Never to appear too eager with any of these people was, in the code of Mrs. Augustus, an essential point in their management. When this business had been performed, and she had settled herself as comfortably as might be in a not very luxurious arm-chair, Mrs. Brown felt for a pair of gold-rimmed eye-glasses, adjusted them and looked Margaret over from head to foot. "Bless me, how handsome!" was her mental ejaculation: "my word for it, she's no good."

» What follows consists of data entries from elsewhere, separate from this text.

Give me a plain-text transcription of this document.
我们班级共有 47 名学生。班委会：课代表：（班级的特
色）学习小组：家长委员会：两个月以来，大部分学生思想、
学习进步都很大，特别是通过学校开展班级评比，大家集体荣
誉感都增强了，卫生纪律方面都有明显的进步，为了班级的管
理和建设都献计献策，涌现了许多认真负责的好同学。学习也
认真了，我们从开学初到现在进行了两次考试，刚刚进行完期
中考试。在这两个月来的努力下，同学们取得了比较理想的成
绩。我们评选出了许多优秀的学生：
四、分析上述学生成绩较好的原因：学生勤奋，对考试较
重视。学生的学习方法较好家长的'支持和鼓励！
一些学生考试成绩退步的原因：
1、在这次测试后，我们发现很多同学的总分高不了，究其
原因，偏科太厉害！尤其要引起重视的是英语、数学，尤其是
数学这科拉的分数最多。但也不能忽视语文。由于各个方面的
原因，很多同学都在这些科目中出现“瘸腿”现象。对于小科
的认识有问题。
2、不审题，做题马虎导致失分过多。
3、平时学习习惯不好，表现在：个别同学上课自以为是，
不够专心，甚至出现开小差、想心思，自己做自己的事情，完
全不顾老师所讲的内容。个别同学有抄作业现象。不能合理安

It was not wonderful that this coarse mind found it difficult to understand the strange anomaly, for Margaret was one of those rarely beautiful beings who seem only made for the tenderest handling. Her face might have been a poet's ideal, for the traces of suffering and conflict it only too plainly revealed had removed it far from the meaningless glory of mere form and coloring; and yet she was too young perhaps for these to have bereft her of any charm; they rather endowed her pale fair beauty with a certain refinement, an appealing pathos, which spoke powerfully to the imagination.
She possessed a form, too, whose every line was perfect, well developed, yet fragile—womanly, yet full of grace. And the deep crimson which Mrs. Brown's studied rudeness had called to her face heightened the effect of her beauty.
She sat before her visitor, her eyes cast down, her hands crossed in her lap, like a fair Greek slave in the barbarian's market-place, waiting for the decree of fate.
It was a relief when Mrs. Augustus Brown began to give her attention to the ponderous carriage-bag in her hand. Some of its fastenings, being the latest patents and the height of convenience, were difficult to manage.
"Your name," she said, hunting for a letter—"ah, here it is!—Mrs. Grey."
Margaret bowed, shivering slightly. That fatal emphasis. This was the way in which the inquisitions generally began.
Mrs. Augustus here coughed slightly, and looked over her gold-rimmed spectacles in a way intended to be severe. Alas! how we deceive ourselves! The look was only comic. "A married woman, I presume?"
Margaret bowed again.
Here Mrs. Brown consulted a set of ivory tablets: "With one little girl, I am told, and small income, anxious to make enough for her education. Is this correct?"